Getting the hang of this now.
Isabella initiated the drink with Dean. She had thought it best to get on with her life mid toilet break on a Wednesday afternoon. These normative instructions were frequent. She had come to think of them like pimples, eventually one would be succulent enough to pop. She thinks she fancied Dean, she could convince herself in time, sure. Love was like a slow cooker, a hammy metaphor to tide her over.
The drink, as we’ve described, was a damp squib. Dean Jenkins wasn’t a genius; there was no savant lurking in the depths of his psyche. The aptitude tests that came as part of the application to Lumora were fine, if unspectacular. A lab technician assistant with requisite qualifications and a need to pay rent. He worked a simple, mundane nine-to-five. And he was horny. Oh, so horny. Maybe that’s slightly disingenuous. It wasn’t as if he was a bad person. It makes his death all the sadder.
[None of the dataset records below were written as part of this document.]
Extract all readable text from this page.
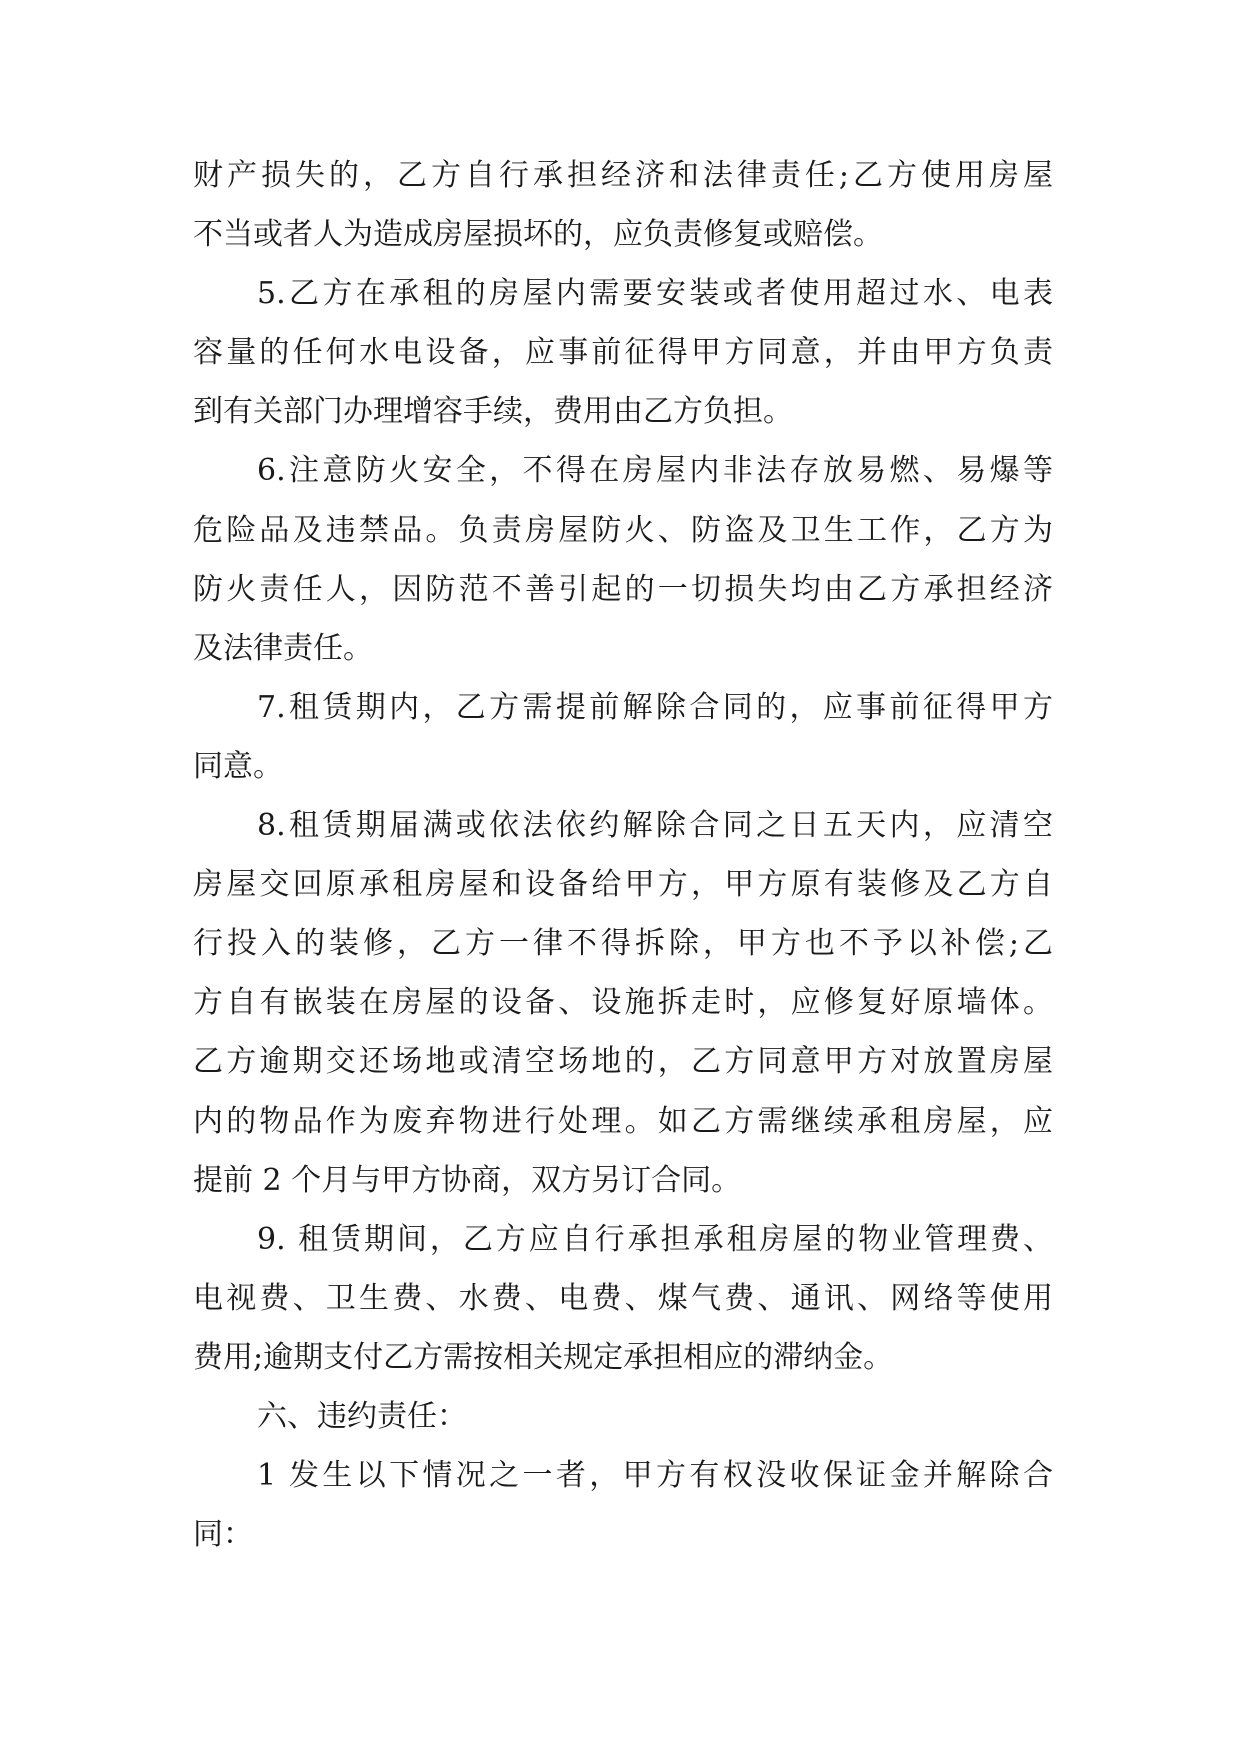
财产损失的，乙方自行承担经济和法律责任;乙方使用房屋
不当或者人为造成房屋损坏的，应负责修复或赔偿。
5.乙方在承租的房屋内需要安装或者使用超过水、电表
容量的任何水电设备，应事前征得甲方同意，并由甲方负责
到有关部门办理增容手续，费用由乙方负担。
6.注意防火安全，不得在房屋内非法存放易燃、易爆等
危险品及违禁品。负责房屋防火、防盗及卫生工作，乙方为
防火责任人，因防范不善引起的一切损失均由乙方承担经济
及法律责任。
7.租赁期内，乙方需提前解除合同的，应事前征得甲方
同意。
8.租赁期届满或依法依约解除合同之日五天内，应清空
房屋交回原承租房屋和设备给甲方，甲方原有装修及乙方自
行投入的装修，乙方一律不得拆除，甲方也不予以补偿;乙
方自有嵌装在房屋的设备、设施拆走时，应修复好原墙体。
乙方逾期交还场地或清空场地的，乙方同意甲方对放置房屋
内的物品作为废弃物进行处理。如乙方需继续承租房屋，应
提前 2 个月与甲方协商，双方另订合同。
9. 租赁期间，乙方应自行承担承租房屋的物业管理费、
电视费、卫生费、水费、电费、煤气费、通讯、网络等使用
费用;逾期支付乙方需按相关规定承担相应的滞纳金。
六、违约责任：
1 发生以下情况之一者，甲方有权没收保证金并解除合
同：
He had a good heart; he certainly didn’t harbour half as many worries and insecurities as our Isabella. So, after the comment to his colleague, he felt bad. He decided he wanted to help, and he thought he knew exactly how to do it.
The next day at lunch, Dean wandered over to Isabella’s desk, his white coat swishing in weird synchronisation with his gait. She felt her cheeks flush, because she knew a lab assistant would have no reason to come all the way up to the seventh. She started to rip a nail off her little finger and pushed her tongue around her mouth to make sure it was clear of sweetcorn from her sandwich. She needed tits and teeth for this.
‘I really enjoyed last night. Could I see you again?’
Isabella was bowled over. The cheeks kept flushing, her heart started to thrum. Her obsessive thoughts snaked out little hands, to fondle and jiggle the idea that Isabella might have hit it off romantically with someone. The chime of wedding bells started to rise, she thought about kid’s names and where to live; as to benefit from the best possible catchment area.
She got ahead of herself, because that’s what control is to someone like Isabella.
That evening Isabella took an Uber over to Dean’s house. A pleasant new build in an unremarkable part of town called Great Ashby. If houses came with screen protectors, like phones did, Dean’s would still be stuck to the double-glazing. She didn’t think she would sleep with him but wouldn’t rule it out. Her handbag still had the rape whistle of course, but now also boasted a prophylactic. She was a full spectrum girl. She rang the doorbell and then gave a little start as the garage door rolled open. After the clunking had finished, Dean poked his head out.
‘In here, got something to show you.’
Whistle ready to go, she gulped and ducked under.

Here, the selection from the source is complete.